According to Greatfire.org, a site that monitors internet censorship in China, internet users in China cannot access Scratch’s website anymore. It says that the website was 100% blocked around August 20, and a user flagged the Scratch ban on August 14. (Source: TechCrunch)
Scratch programming language was developed by the Lifelong Kindergarten Group at the MIT Media Lab. There are around 60 million kids who use Scratch’s interactive programming features to learn how to make games, animated stories, and more.
A total of 5.65% or 3 million Scratch users reside in China. And this is just the registered number, and the actual figure may be even higher than this.
Why Did China Ban ‘Scratch’ Programming Language?
Even though we are yet to hear an official statement either from the Chinese authorities or the Scratch organization, but the clues suggest that the Scratch ban was imposed due to the increasing anti-China content on the open-source platform.
A state-run news outlet issued a blasting report about the projects on Scratch on August 21. It claimed that the platform harbored “a great deal of humiliating, fake, and libelous content about China,” that included placing Hong Kong, Macau, and Taiwan in a dropdown list of independent “countries.”
The report says that “any service distributing information in China” has to comply with the local regulations.

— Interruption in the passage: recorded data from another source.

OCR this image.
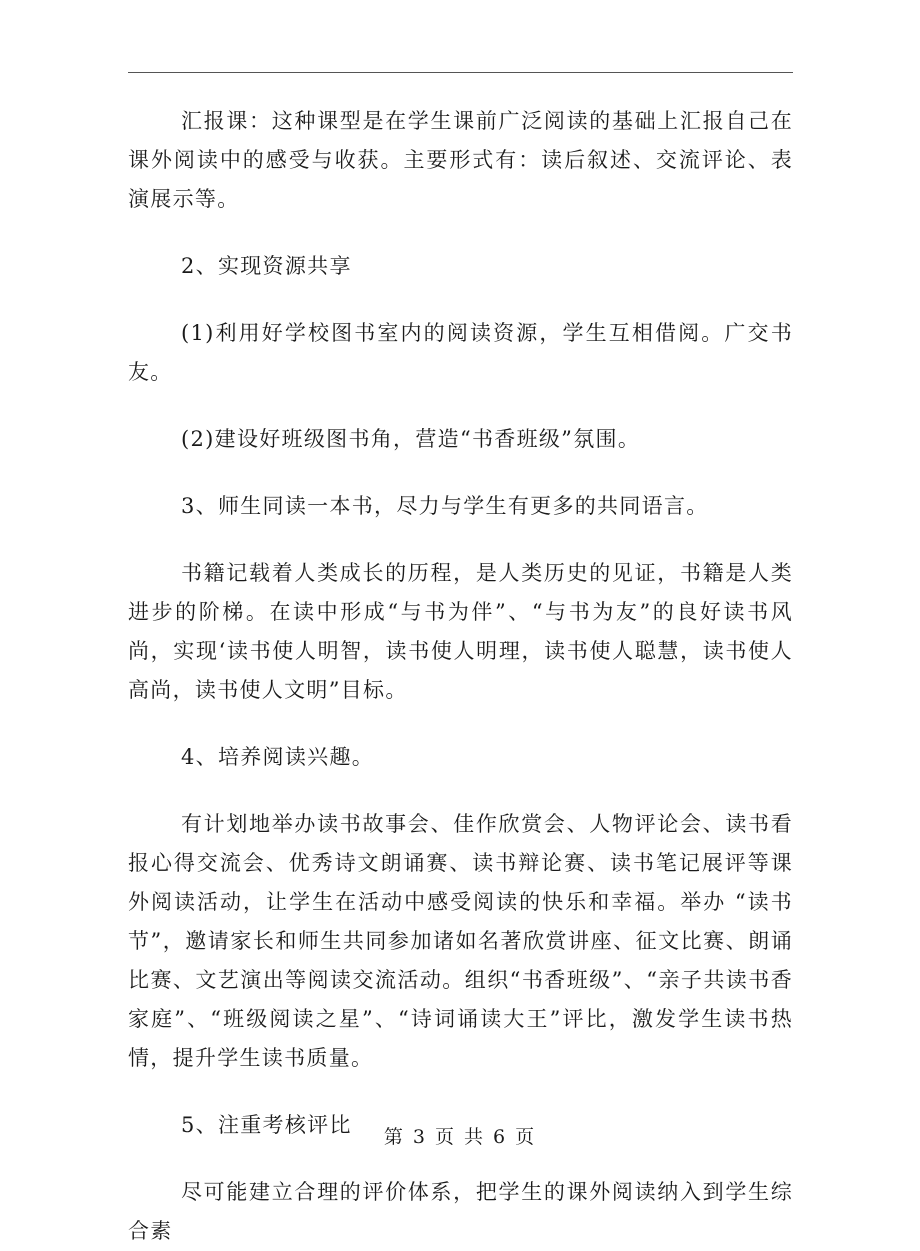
汇报课：这种课型是在学生课前广泛阅读的基础上汇报自己在课外阅读中的感受与收获。主要形式有：读后叙述、交流评论、表演展示等。

2、实现资源共享

(1)利用好学校图书室内的阅读资源，学生互相借阅。广交书友。

(2)建设好班级图书角，营造“书香班级”氛围。

3、师生同读一本书，尽力与学生有更多的共同语言。

书籍记载着人类成长的历程，是人类历史的见证，书籍是人类进步的阶梯。在读中形成“与书为伴”、“与书为友”的良好读书风尚，实现‘读书使人明智，读书使人明理，读书使人聪慧，读书使人高尚，读书使人文明”目标。

4、培养阅读兴趣。

有计划地举办读书故事会、佳作欣赏会、人物评论会、读书看报心得交流会、优秀诗文朗诵赛、读书辩论赛、读书笔记展评等课外阅读活动，让学生在活动中感受阅读的快乐和幸福。举办 “读书节”，邀请家长和师生共同参加诸如名著欣赏讲座、征文比赛、朗诵比赛、文艺演出等阅读交流活动。组织“书香班级”、“亲子共读书香家庭”、“班级阅读之星”、“诗词诵读大王”评比，激发学生读书热情，提升学生读书质量。

5、注重考核评比

尽可能建立合理的评价体系，把学生的课外阅读纳入到学生综合素

第 3 页 共 6 页
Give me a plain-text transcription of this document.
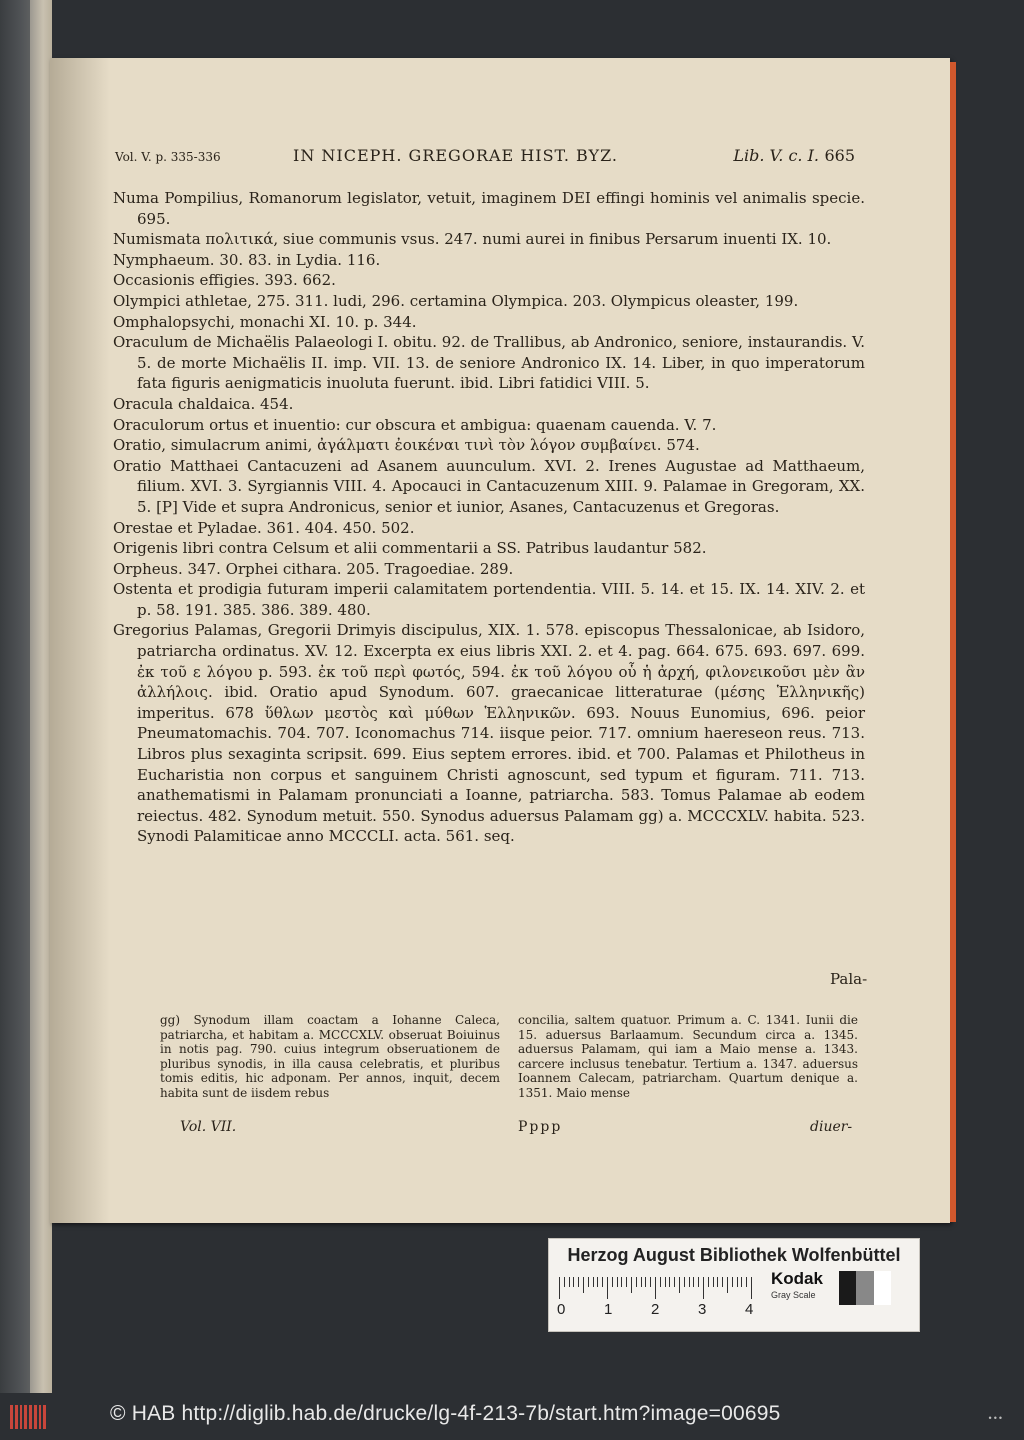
Vol. V. p. 335-336	IN NICEPH. GREGORAE HIST. BYZ.	Lib. V. c. I. 665
Numa Pompilius, Romanorum legislator, vetuit, imaginem DEI effingi hominis vel animalis specie. 695.
Numismata πολιτικά, siue communis vsus. 247. numi aurei in finibus Persarum inuenti IX. 10.
Nymphaeum. 30. 83. in Lydia. 116.
Occasionis effigies. 393. 662.
Olympici athletae, 275. 311. ludi, 296. certamina Olympica. 203. Olympicus oleaster, 199.
Omphalopsychi, monachi XI. 10. p. 344.
Oraculum de Michaëlis Palaeologi I. obitu. 92. de Trallibus, ab Andronico, seniore, instaurandis. V. 5. de morte Michaëlis II. imp. VII. 13. de seniore Andronico IX. 14. Liber, in quo imperatorum fata figuris aenigmaticis inuoluta fuerunt. ibid. Libri fatidici VIII. 5.
Oracula chaldaica. 454.
Oraculorum ortus et inuentio: cur obscura et ambigua: quaenam cauenda. V. 7.
Oratio, simulacrum animi, ἀγάλματι ἐοικέναι τινὶ τὸν λόγον συμβαίνει. 574.
Oratio Matthaei Cantacuzeni ad Asanem auunculum. XVI. 2. Irenes Augustae ad Matthaeum, filium. XVI. 3. Syrgiannis VIII. 4. Apocauci in Cantacuzenum XIII. 9. Palamae in Gregoram, XX. 5. [P] Vide et supra Andronicus, senior et iunior, Asanes, Cantacuzenus et Gregoras.
Orestae et Pyladae. 361. 404. 450. 502.
Origenis libri contra Celsum et alii commentarii a SS. Patribus laudantur 582.
Orpheus. 347. Orphei cithara. 205. Tragoediae. 289.
Ostenta et prodigia futuram imperii calamitatem portendentia. VIII. 5. 14. et 15. IX. 14. XIV. 2. et p. 58. 191. 385. 386. 389. 480.
Gregorius Palamas, Gregorii Drimyis discipulus, XIX. 1. 578. episcopus Thessalonicae, ab Isidoro, patriarcha ordinatus. XV. 12. Excerpta ex eius libris XXI. 2. et 4. pag. 664. 675. 693. 697. 699. ἐκ τοῦ ε λόγου p. 593. ἐκ τοῦ περὶ φωτός, 594. ἐκ τοῦ λόγου οὗ ἡ ἀρχή, φιλονεικοῦσι μὲν ἂν ἀλλήλοις. ibid. Oratio apud Synodum. 607. graecanicae litteraturae (μέσης Ἑλληνικῆς) imperitus. 678 ὕθλων μεστὸς καὶ μύθων Ἑλληνικῶν. 693. Nouus Eunomius, 696. peior Pneumatomachis. 704. 707. Iconomachus 714. iisque peior. 717. omnium haereseon reus. 713. Libros plus sexaginta scripsit. 699. Eius septem errores. ibid. et 700. Palamas et Philotheus in Eucharistia non corpus et sanguinem Christi agnoscunt, sed typum et figuram. 711. 713. anathematismi in Palamam pronunciati a Ioanne, patriarcha. 583. Tomus Palamae ab eodem reiectus. 482. Synodum metuit. 550. Synodus aduersus Palamam gg) a. MCCCXLV. habita. 523. Synodi Palamiticae anno MCCCLI. acta. 561. seq.
Pala-
gg) Synodum illam coactam a Iohanne Caleca, patriarcha, et habitam a. MCCCXLV. obseruat Boiuinus in notis pag. 790. cuius integrum obseruationem de pluribus synodis, in illa causa celebratis, et pluribus tomis editis, hic adponam. Per annos, inquit, decem habita sunt de iisdem rebus
concilia, saltem quatuor. Primum a. C. 1341. Iunii die 15. aduersus Barlaamum. Secundum circa a. 1345. aduersus Palamam, qui iam a Maio mense a. 1343. carcere inclusus tenebatur. Tertium a. 1347. aduersus Ioannem Calecam, patriarcham. Quartum denique a. 1351. Maio mense
Vol. VII.	Pppp	diuer-
Herzog August Bibliothek Wolfenbüttel
0	1	2	3	4
Kodak
Gray Scale
© HAB http://diglib.hab.de/drucke/lg-4f-213-7b/start.htm?image=00695	•••
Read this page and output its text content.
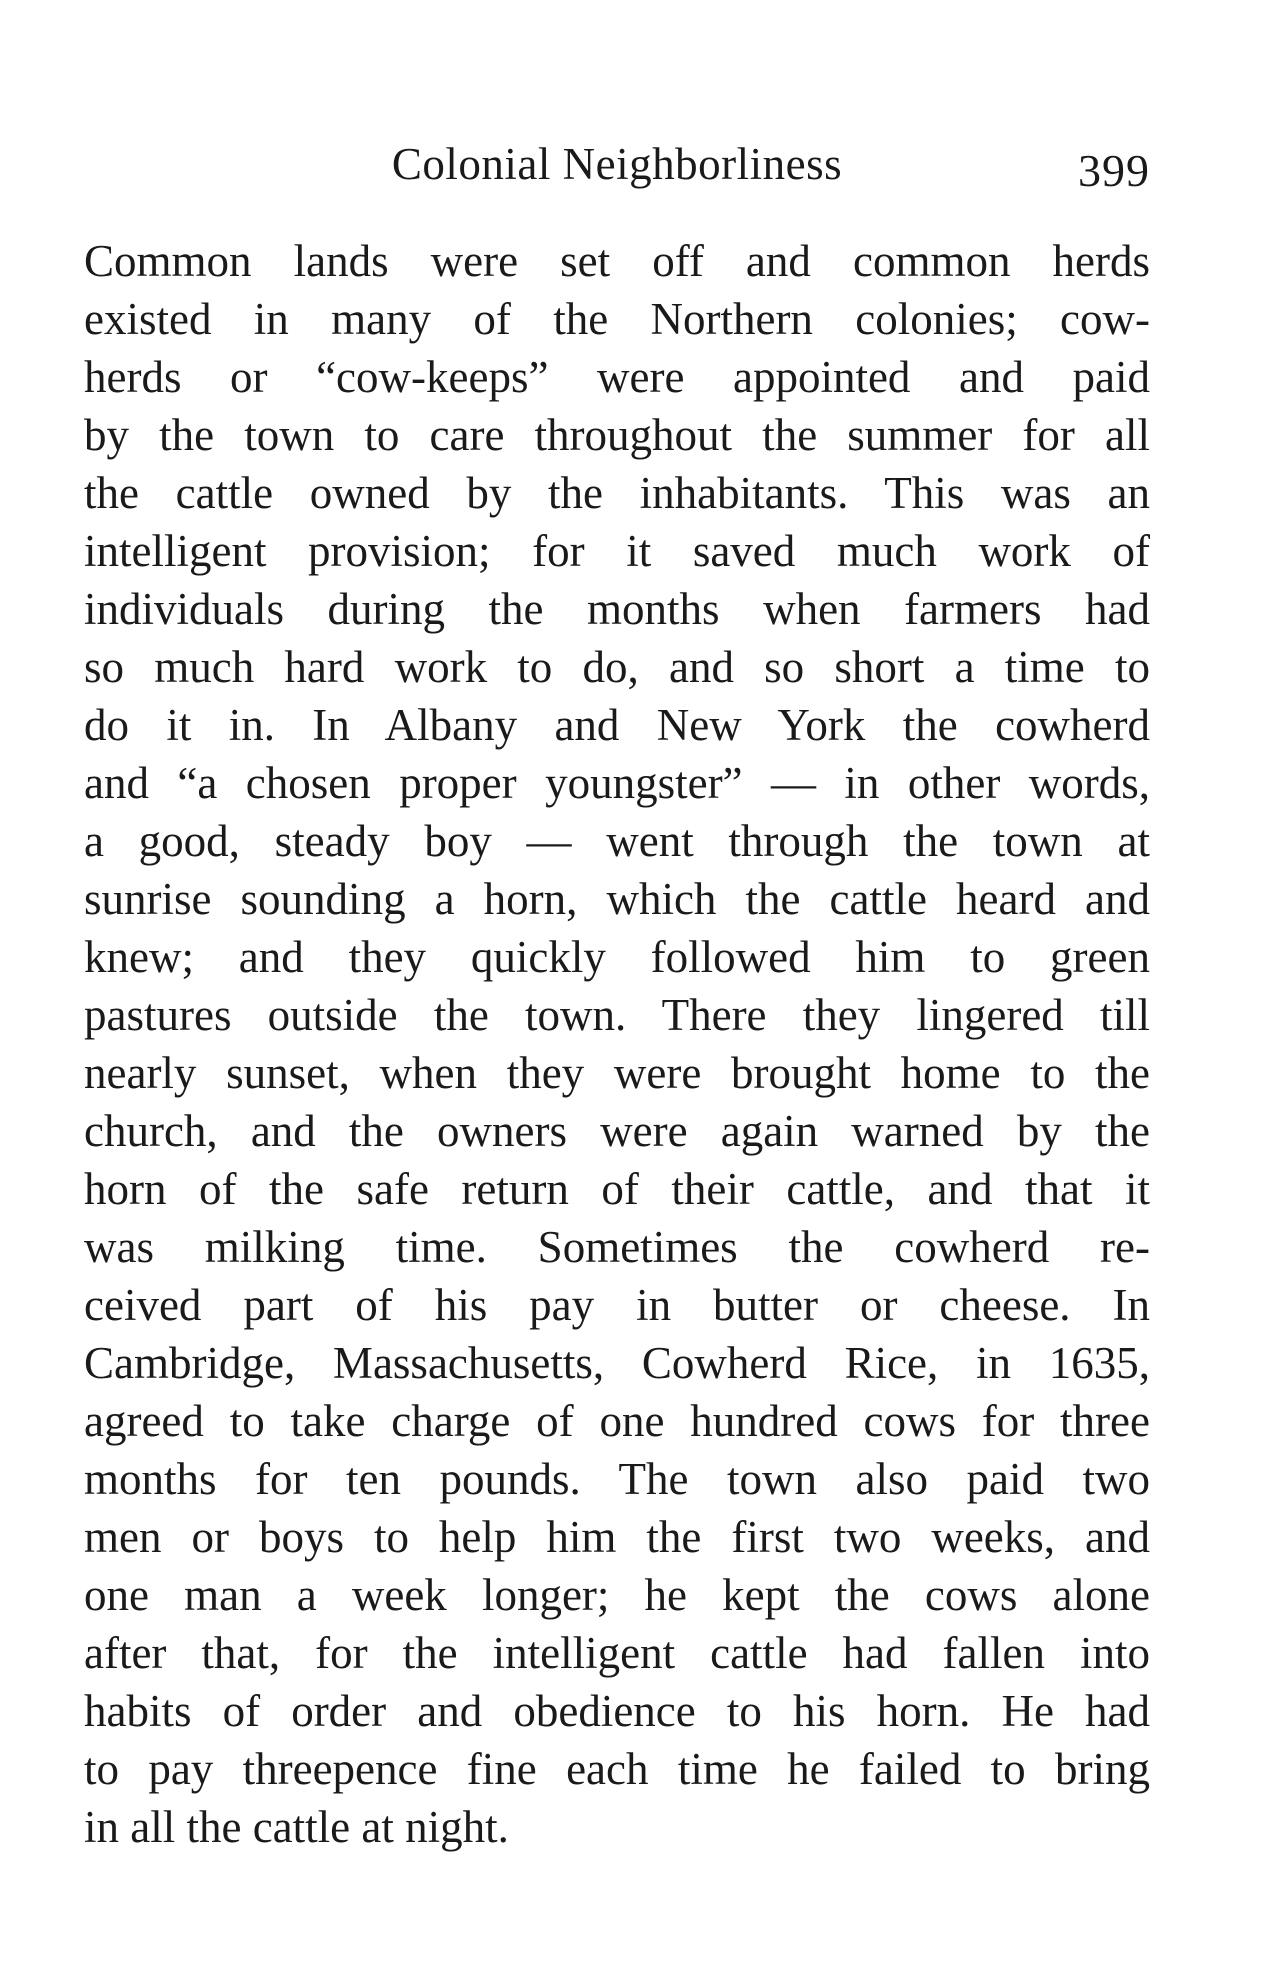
Colonial Neighborliness	399
Common lands were set off and common herds
existed in many of the Northern colonies; cow-
herds or “cow-keeps” were appointed and paid
by the town to care throughout the summer for all
the cattle owned by the inhabitants. This was an
intelligent provision; for it saved much work of
individuals during the months when farmers had
so much hard work to do, and so short a time to
do it in. In Albany and New York the cowherd
and “a chosen proper youngster” — in other words,
a good, steady boy — went through the town at
sunrise sounding a horn, which the cattle heard and
knew; and they quickly followed him to green
pastures outside the town. There they lingered till
nearly sunset, when they were brought home to the
church, and the owners were again warned by the
horn of the safe return of their cattle, and that it
was milking time. Sometimes the cowherd re-
ceived part of his pay in butter or cheese. In
Cambridge, Massachusetts, Cowherd Rice, in 1635,
agreed to take charge of one hundred cows for three
months for ten pounds. The town also paid two
men or boys to help him the first two weeks, and
one man a week longer; he kept the cows alone
after that, for the intelligent cattle had fallen into
habits of order and obedience to his horn. He had
to pay threepence fine each time he failed to bring
in all the cattle at night.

It also suggested that Scratch’s website and user forum had been banned in the country.
Scratch programming language is used extensively by school going kids in China. Several coding competitions for kids using Scratch are held quite frequently.
But another article published youth-focused state outlet on August 11 was found stating:
“Platforms like Scratch have a large number of young Chinese users. That’s exactly why the platform must exercise self-discipline. Allowing the free flow of anti-China and separatist discourse will cause harm to Chinese people’s feelings, cross China’s red line, and poison China’s future generation.”
What Happens Next?
The Scratch editor, which is quite popular in almost every country in the world, can be accessed in 50+ languages. It is downloadable and can be used offline. So this means those Chinese users who have already installed the Scratch software on their PCs can continue using it for now.
However, we aren’t sure if this ban will be extended to the Scratch software’s future version updates as well and, which in turn, stops working eventually.
In addition to this, it is unclear whether the ban is temporary or a permanent one. In any case, if the ban is proven permanent (which is quite possible), China will probably whip up home-baked alternatives for the same.